The hybrid Parliament has shown it is possible to accommodate MPs’ need for more modern ways of working. Not only does this have continued benefits post-pandemic for current MPs – consider again that image of Gullis holding his newborn baby whilst participating remotely in a Select Committee session – but has the potential to open up the Commons to a more diverse slate of candidates in the future. The images seen of MPs participating remotely, sitting at their kitchen tables in front of their microwaves, may work to demystify and normalize the job of an MP. If we combine this with a knowledge that, if needed, one would be able to participate remotely, this could transform who considers themselves able to fulfil the job of an MP. In particular, benefits will be seen for those with caring responsibilities, who live far from Westminster, who have long-term or fluctuating health conditions, or are bereaved.
House to decide
It is well established that there are large democratic gains to be made by having more diverse political institutions. But good parliaments do not just happen – we need political and institutional leaders to act to bring them about. The Remotely Representative House makes 21 recommendations, including on the continuation of remote participation in select committees, virtual participation in Chamber debates and reconsidering the case for remote voting. Each recommendation is made the responsibility of a particular individual or group within the House of Commons. At its core, we are proposing the House of Commons should continue on a hybrid basis, post-pandemic. It would make the House of Commons a world leading, modern institution.
The Remotely Representative House overarching principle is that where there is no meaningful detriment to the overall effectiveness of the Commons, Members should be free and entitled to decide how they participate, whether in person or remotely.

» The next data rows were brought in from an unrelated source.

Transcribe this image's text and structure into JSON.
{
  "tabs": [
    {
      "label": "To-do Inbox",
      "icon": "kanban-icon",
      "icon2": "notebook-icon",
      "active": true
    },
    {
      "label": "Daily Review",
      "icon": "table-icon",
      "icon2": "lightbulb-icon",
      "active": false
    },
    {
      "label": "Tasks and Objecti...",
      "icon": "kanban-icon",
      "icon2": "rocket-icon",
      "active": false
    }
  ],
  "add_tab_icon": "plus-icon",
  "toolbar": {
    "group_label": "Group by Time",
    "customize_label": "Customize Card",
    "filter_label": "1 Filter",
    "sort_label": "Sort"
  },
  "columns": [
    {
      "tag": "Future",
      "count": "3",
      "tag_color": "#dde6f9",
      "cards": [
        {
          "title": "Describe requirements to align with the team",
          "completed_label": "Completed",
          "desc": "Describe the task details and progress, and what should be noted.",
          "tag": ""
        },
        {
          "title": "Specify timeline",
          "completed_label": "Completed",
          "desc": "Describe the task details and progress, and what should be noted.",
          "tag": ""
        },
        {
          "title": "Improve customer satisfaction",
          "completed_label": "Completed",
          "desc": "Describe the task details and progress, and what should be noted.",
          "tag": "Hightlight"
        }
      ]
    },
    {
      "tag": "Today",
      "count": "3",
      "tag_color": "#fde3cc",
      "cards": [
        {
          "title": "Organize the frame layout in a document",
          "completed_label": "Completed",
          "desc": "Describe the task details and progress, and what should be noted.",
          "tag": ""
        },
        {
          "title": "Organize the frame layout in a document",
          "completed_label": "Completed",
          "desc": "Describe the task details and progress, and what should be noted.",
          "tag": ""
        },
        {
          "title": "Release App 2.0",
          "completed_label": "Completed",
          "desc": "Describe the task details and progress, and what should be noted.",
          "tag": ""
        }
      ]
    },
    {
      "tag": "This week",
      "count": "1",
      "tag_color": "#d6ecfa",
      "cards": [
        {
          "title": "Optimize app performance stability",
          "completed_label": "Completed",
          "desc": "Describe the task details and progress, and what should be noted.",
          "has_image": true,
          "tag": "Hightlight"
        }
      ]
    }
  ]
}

This is a bold and not uncontentious claim, yet it is also rather modest. In a future House of Commons, virtual participation should be just another way of doing the job of being an MP. There might be those MPs who always participate in person, and those whose preference, or need, is for virtual participation much, if not all, of the time. As is now, the electorate will decide whether they are well-represented by their particular MP’s way of working.
In the report, we propose measures that work within the traditions of Parliament and stress the importance of evidence-based approaches to reforms and any opposition to reforms. Together our recommendations would see an effective virtual Commons that compliments rather than detracts from the physical one. We do not think there is no merit in physical presence; indeed we think physical presence holds great importance for the effective operation of a Parliament. However, hybridity has benefitted both individual members and the House of Commons as an institution.
Were this report’s recommendations adopted, they would establish a more inclusive and effective House of Commons than its predecessors. They would help Parliament to meet the international standards of a diverse and gender sensitive parliament: one that looks like those it represents, is hospitable to all, including those with caring responsibilities, illness or identify as having a disability, and is responsive to the needs and interests of the public.
Note: the above summarises recommendations made in The Remotely Representative House written by Dr Jessica C. Smith, with Professor Sarah Childs. The report was commissioned by The Centenary Action Group.
Jessica C. Smith is Lecturer in Politics at the University of Southampton.